To be honest, i actually agree with you, and i've raised the point of having him put down to may parents already, as much as none of us want to do it. My parents say that while he doesn't feel well, he doesn't suffer in the same way as humans and doesn't realise he's dying, but i can't believe them. He's vomiting every few hours, he's not eating much and he can't even groom himself. I appreciate your comment to tell the truth, it shows me i'm not the only one who thinks so.

Lady Moreta
2010-11-19, 01:41 AM
I agree with that too. It sounds like the kindest thing would be to put Nugget down.

It also gives you a chance to say goodbye and leave for Germany without having anything hanging over your head.

As for grieving - you grieve for him like you would any member of your family - since that's what he is. *hugs*

Mr. Moon
2010-11-19, 01:43 AM
:smallfrown:
I am so sorry.
But, Elm, please don't bottle this up. I did the same thing when my first pet died and it just made the inevitable breakdown even worse. Even if it's just to the Playground, let it out. We're here for you.

Innis Cabal
2010-11-19, 02:08 AM
To be honest, i actually agree with you, and i've raised the point of having him put down to may parents already, as much as none of us want to do it. My parents say that while he doesn't feel well, he doesn't suffer in the same way as humans and doesn't realise he's dying, but i can't believe them. He's vomiting every few hours, he's not eating much and he can't even groom himself. I appreciate your comment to tell the truth, it shows me i'm not the only one who thinks so.

Honestly...that's total bull pucky. Your dog does know it's dying. The average dog is as smart as a six year old. Even six year olds know when they're deathly ill. They may not understand the neat science and everything, but they know their slipping away.

And I'm glad your not upset, it really wasn't the intent. I'd be crying in a corner if I had to put another dog down...but dogs are our best friends, they help us out. I'd rather have one more good day with my dog then two months of watching him slowly die. I think that'd be even harder to see.

Elm11
2010-11-19, 02:39 AM
Honestly, you're right :smallfrown: but none of us want to see him go, especially my mother, and she doesn't believe that he's suffering. the way she puts it is
"He doesn't feel well at the moment, but there are times when he feels all right, and he doesn't realise that he's not long for the world".
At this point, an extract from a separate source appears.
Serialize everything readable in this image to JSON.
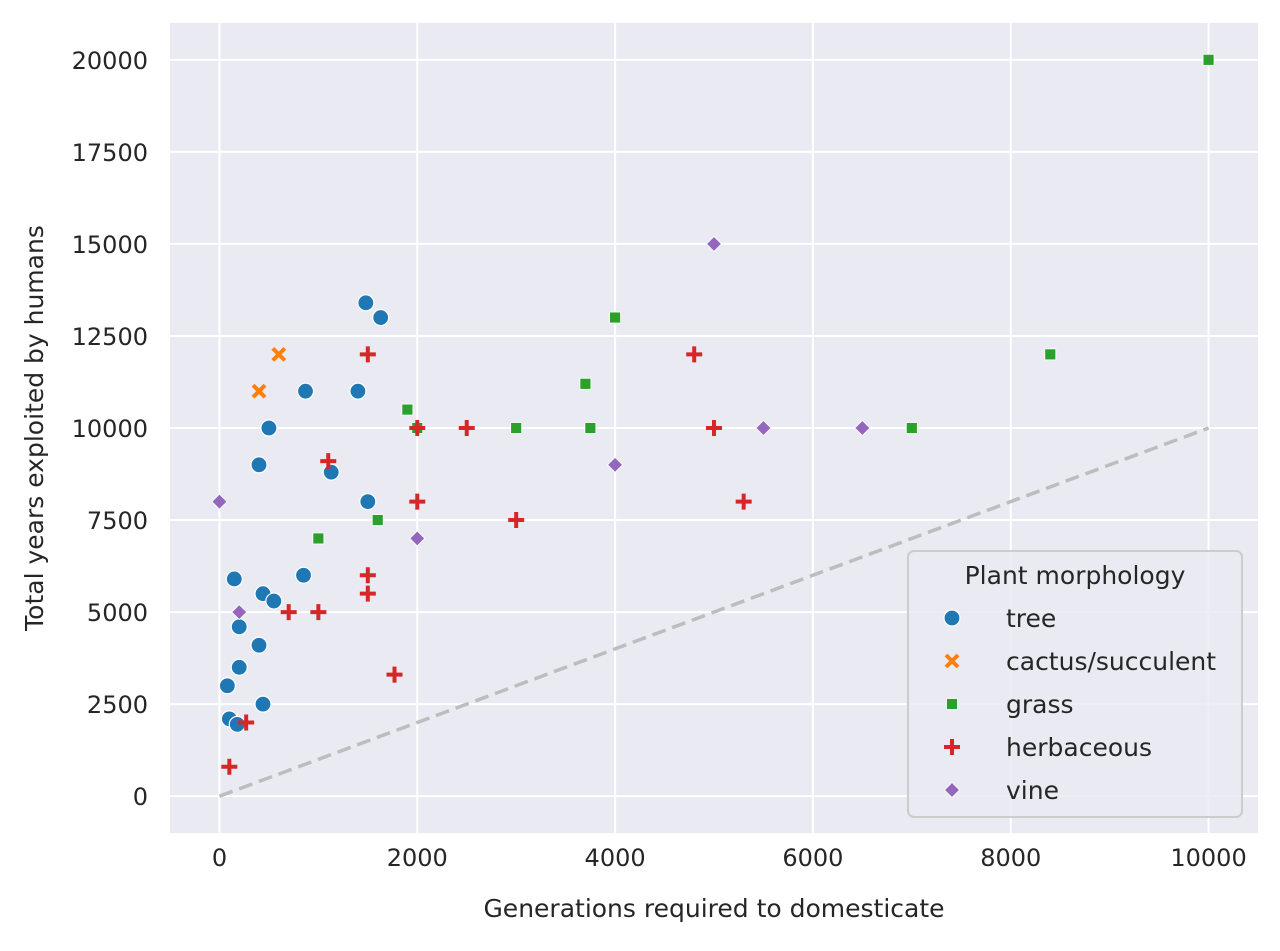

It's not that any of us want to be cruel, we just don't want to see him go.

I'm inclined to think that to do right by a friend is the best thing i can do, even if it breaks my heart, but i just don't think the family is ready yet :smallfrown:. Five stages of Grief and all that.

Denial (Dad, Mum)
Anger
Bargaining
Depression (Everyone)
Acceptance (To a lesser extent, Me)

I'm just not sure how it's going to be without him. While he's not the biggest influence in my life, he's been one of the only constants, so i'm not sure how i'll go when he's not here

Savannah
2010-11-19, 03:03 AM
Everyone's pretty much beaten me to everything I wanted to say reading the OP. Don't treat this death as any less important than another would be just because Nugget's a dog.

I've had way, way too many of my pets die, including on that had to be euthanized while I was away at college and I'd had to leave him with my parents. I knew he was dying, but I was hoping he'd hold on until the end of the term when I could be there with him. What helped me most there was knowing that I'd said goodbye before I left, so the same might help you if Nugget's still there when you go to Germany. If you ever want to talk, feel free to PM me.

Also, I want to point out that the "stages of grief" don't work like stages you progress through. They're just some of the common emotions in grief. You feel what you feel, and you can bounce from feeling fine to being miserable. It's all normal.